As sociedades precisam de rituais, de calendários pontuados por celebrações que mantenham presentes grandes acontecimentos, causas significativas, personalidades relevantes para a história coletiva. Assim é maio, um mês muito caro aos leitores da Fátima Missionária, por certo, e, também, um mês que começa sempre pela celebração do Dia do Trabalhador.

Há 135 anos lutava-se por uma transformação das desumanas condições de trabalho. Muitas têm sido as lutas desde então para que mulheres e homens consigam ver reconhecidos os seus direitos, como membros ativos de uma sociedade equilibrada. O estatuto de trabalhador exige uma constante luta por condições objetivas como salários justos, tempos de trabalho, qualidade do ambiente produtivo, segurança e saúde.

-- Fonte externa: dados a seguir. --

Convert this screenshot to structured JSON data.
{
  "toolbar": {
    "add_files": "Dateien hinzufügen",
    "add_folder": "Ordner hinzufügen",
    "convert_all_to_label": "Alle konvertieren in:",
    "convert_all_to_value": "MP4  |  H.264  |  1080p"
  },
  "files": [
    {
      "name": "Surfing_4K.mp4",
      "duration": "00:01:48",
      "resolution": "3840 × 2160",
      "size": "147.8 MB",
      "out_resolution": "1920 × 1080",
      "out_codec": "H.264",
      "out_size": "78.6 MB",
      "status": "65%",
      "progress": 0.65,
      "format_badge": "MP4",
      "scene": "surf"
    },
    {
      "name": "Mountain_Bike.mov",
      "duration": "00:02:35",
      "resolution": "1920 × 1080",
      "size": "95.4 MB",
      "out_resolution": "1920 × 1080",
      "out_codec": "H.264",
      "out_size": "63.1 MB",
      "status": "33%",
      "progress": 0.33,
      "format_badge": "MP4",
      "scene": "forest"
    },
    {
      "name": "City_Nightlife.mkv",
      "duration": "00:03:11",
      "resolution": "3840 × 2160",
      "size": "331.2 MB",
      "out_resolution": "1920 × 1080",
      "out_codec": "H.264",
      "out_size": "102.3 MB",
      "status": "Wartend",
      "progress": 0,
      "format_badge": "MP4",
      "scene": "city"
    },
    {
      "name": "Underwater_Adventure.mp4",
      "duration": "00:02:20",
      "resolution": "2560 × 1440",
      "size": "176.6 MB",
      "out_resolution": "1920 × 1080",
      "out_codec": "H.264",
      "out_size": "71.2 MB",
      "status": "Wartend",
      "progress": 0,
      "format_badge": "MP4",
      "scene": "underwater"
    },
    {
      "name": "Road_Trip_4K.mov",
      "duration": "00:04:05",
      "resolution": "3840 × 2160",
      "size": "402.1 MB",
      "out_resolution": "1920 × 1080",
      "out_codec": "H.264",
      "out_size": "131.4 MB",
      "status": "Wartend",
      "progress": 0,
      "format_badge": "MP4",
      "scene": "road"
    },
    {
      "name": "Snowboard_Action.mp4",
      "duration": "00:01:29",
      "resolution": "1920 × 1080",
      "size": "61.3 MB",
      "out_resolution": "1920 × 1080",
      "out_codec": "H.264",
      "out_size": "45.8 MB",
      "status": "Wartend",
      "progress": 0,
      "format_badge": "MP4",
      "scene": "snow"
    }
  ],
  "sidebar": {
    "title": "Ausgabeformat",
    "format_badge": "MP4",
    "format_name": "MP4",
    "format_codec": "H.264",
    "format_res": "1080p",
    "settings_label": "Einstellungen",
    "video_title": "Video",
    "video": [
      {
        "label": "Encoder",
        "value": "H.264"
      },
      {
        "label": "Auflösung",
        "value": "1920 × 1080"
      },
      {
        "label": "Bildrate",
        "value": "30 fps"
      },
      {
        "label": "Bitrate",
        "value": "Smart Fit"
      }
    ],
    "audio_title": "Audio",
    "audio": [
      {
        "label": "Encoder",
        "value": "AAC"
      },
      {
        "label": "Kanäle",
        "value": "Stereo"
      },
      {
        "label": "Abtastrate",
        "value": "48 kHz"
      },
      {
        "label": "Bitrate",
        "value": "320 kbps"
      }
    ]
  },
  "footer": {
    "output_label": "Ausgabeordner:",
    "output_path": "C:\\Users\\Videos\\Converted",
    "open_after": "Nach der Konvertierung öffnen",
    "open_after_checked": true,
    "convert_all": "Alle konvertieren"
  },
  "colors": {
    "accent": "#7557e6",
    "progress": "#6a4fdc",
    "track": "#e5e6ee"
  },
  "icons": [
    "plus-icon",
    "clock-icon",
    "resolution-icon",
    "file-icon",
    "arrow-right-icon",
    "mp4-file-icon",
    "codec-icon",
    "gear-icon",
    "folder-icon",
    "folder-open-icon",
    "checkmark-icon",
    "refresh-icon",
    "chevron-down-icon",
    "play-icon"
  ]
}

As sociedades contemporâneas tornaram-se, entretanto, profundamente complexas e são muitas as interrogações acerca dos caminhos que as coisas estão a tomar em quase todas as dimensões da vida humana. Neste maio de 2021 enfrentamos a pandemia da Covid-19 e com ela vem a revelação crua de um mundo ainda mais injusto e desigual do que imaginávamos.

Presentes em todos os continentes, os Missionários da Consolata conhecem, por dentro, os trabalhadores de campos e fábricas, os milhares de migrantes sobre explorados lembrando condições de há mais de 100 anos, ao mesmo tempo que se cruzam com os novos trabalhadores de sociedades “desenvolvidas” sem direitos mínimos e peças indiferenciadas de grandes sistemas de “inteligência” cibernética.

Celebrar o Dia do Trabalhador nestes tempos passa por uma conversão interior no sentido de tomar consciência do que acontece no mundo à nossa volta, passa por ter mais conhecimento sobre as novas ameaças à dignidade de quem produz cada vez mais riqueza, cada vez menos distribuída. Vêm a propósito estas palavras do beato José Allamano: “Não fiquemos por aí indecisos, como autómatos, sem iniciativa. Também não devemos ir a reboque de ninguém. Busquemos a nossa própria santificação e trabalhemos também pela salvação dos outros”. Estes são os nossos dias, os dias dos trabalhadores.